Kentucky Sen. Damon Thayer

Kentucky Sen. Damon Thayer

Anne M. Eberhardt

Thayer Makes Case for Instant Racing Bill

Sen. Damon Thayer is trying to make a case for Instant Racing by statute.

Republican Kentucky Sen. Damon Thayer spent more than an hour March 18 in a GOP caucus in an attempt to make a case for Instant Racing via statutory approval.

The caucus meeting, called before the full Senate met, came a day after Thayer, who chairs the Senate Committee on State and Local Government, opted not to put revised Instant Racing legislation up for a vote. The key revision removed statutory approval for Instant Racing, leaving the decision to Democratic Gov. Steve Beshear and the Kentucky Horse Racing Comission.

Instant Racing machines are pari-mutuel in nature because they are based on the results of previously-run horse races, but closely resemble video lottery terminals. The Kentucky attorney general’s office issued an opinion that the machines are pari-mutuel and could be installed via changes in pari-mutuel statute.

Instant racing by statute sailed through the Senate Committee on State and Local Government March 10 on an 11-1 bipartisan vote. In a matter of days, however, Republican Sen. President David Williams, who initially supported it, said there was strong opposition; he then wanted the statutory approval removed from the bill.

“I did make a strong case (in caucus) for Instant Racing by statute,” Thayer said March 19, “but I’m scrambling to find enough votes to pass it. It’s very difficult when one week President Williams is supporting the bill and lobbying Senate members, and then less than a week later, he changes his mind.

“That’s a pretty challenging situation I find myself in. I’m drafting yet another amendment and have to decide very soon if there is a way forward with this. I know what I believe is right—passing Instant Racing by statute.”

Thayer acknowledged any measure probably would trigger a lawsuit, but he believes statutory approval is the soundest route.

Thayer said input from the racing industry, which supports giving Instant Racing a try, will lead to some changes in the bill, which originally started in the House of Representatives as advance deposit wagering tax legislation. The racing industry has weighed in on the ADW provisions and Instant Racing.

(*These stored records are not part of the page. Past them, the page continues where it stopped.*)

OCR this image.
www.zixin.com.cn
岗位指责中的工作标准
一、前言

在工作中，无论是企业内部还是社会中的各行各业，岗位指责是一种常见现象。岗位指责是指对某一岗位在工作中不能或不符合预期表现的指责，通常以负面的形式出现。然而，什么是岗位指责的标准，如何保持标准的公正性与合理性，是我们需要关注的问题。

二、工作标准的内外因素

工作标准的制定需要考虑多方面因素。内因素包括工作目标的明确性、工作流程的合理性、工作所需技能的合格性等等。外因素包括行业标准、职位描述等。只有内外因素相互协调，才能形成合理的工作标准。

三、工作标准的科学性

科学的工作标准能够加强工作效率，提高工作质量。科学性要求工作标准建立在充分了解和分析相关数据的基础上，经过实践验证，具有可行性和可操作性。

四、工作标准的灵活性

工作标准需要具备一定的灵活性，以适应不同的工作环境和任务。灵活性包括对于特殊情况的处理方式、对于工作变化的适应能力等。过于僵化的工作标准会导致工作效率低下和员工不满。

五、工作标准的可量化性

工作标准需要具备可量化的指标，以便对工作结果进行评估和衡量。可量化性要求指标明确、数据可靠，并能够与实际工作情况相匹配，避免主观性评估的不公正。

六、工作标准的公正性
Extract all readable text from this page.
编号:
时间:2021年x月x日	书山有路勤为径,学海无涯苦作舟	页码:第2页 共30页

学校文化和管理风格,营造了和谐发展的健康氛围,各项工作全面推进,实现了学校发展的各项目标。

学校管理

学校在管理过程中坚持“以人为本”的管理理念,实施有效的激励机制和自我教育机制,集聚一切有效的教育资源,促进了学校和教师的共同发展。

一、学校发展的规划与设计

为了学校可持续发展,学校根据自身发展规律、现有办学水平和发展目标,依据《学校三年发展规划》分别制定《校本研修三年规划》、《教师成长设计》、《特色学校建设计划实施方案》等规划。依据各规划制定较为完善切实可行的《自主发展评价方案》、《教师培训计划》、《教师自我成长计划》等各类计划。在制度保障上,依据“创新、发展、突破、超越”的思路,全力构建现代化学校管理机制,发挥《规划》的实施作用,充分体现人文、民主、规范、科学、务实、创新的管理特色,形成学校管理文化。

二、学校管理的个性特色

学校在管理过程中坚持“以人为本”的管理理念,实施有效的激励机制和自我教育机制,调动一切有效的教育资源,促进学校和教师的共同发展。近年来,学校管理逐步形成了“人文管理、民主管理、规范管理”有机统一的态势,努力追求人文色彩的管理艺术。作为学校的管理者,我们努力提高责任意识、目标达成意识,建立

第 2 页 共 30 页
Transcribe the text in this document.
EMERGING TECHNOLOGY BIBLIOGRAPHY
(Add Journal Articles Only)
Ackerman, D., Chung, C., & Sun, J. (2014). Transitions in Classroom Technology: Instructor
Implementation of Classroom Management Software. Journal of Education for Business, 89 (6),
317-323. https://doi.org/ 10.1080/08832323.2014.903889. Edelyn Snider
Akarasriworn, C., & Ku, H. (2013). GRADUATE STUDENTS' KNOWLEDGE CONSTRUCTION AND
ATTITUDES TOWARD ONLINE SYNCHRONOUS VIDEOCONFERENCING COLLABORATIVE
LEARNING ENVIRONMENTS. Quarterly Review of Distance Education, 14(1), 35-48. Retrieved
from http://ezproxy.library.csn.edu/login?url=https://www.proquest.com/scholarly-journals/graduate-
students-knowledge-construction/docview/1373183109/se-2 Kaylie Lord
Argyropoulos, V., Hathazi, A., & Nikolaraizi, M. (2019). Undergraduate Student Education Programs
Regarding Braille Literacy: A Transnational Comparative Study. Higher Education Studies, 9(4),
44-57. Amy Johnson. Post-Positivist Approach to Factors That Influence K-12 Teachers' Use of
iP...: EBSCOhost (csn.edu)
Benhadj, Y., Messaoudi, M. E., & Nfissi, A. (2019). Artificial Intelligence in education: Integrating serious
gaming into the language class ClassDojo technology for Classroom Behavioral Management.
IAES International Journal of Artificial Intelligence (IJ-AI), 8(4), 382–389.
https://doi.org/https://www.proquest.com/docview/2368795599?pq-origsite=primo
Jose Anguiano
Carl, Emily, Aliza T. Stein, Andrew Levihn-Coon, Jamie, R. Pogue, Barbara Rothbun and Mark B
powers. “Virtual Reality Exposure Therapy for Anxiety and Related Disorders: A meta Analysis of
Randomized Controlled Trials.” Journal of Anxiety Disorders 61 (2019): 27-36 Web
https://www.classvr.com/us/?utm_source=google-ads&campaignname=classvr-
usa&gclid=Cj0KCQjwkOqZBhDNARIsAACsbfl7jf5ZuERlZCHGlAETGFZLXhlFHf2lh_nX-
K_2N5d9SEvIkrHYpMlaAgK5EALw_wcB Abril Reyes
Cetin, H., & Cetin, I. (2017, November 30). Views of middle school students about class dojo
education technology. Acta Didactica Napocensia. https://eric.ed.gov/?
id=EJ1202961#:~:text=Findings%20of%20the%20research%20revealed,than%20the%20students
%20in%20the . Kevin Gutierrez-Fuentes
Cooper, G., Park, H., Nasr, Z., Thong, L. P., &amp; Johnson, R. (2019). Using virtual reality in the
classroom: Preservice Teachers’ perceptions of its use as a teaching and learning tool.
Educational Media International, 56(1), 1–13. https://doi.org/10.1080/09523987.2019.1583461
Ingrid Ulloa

“I’ve incorporated some of the suggestions in a new amendment,” Thayer said.

There are no revenue projections for Instant Racing in Kentucky. In Arkansas at Oaklawn Park, gross revenue from the machines in 2009 was more than $240 million. Purses earned more than $3 million based on a 15% cut from an almost 9% takeout rate.

Officials speculated it’s possible major markets in Kentucky could do similar revenue figures, but they noted Kentucky tracks compete against full-scale casino gambling in Indiana, Illinois, and West Virginia; Oaklawn doesn’t have such competition within a one-hour drive.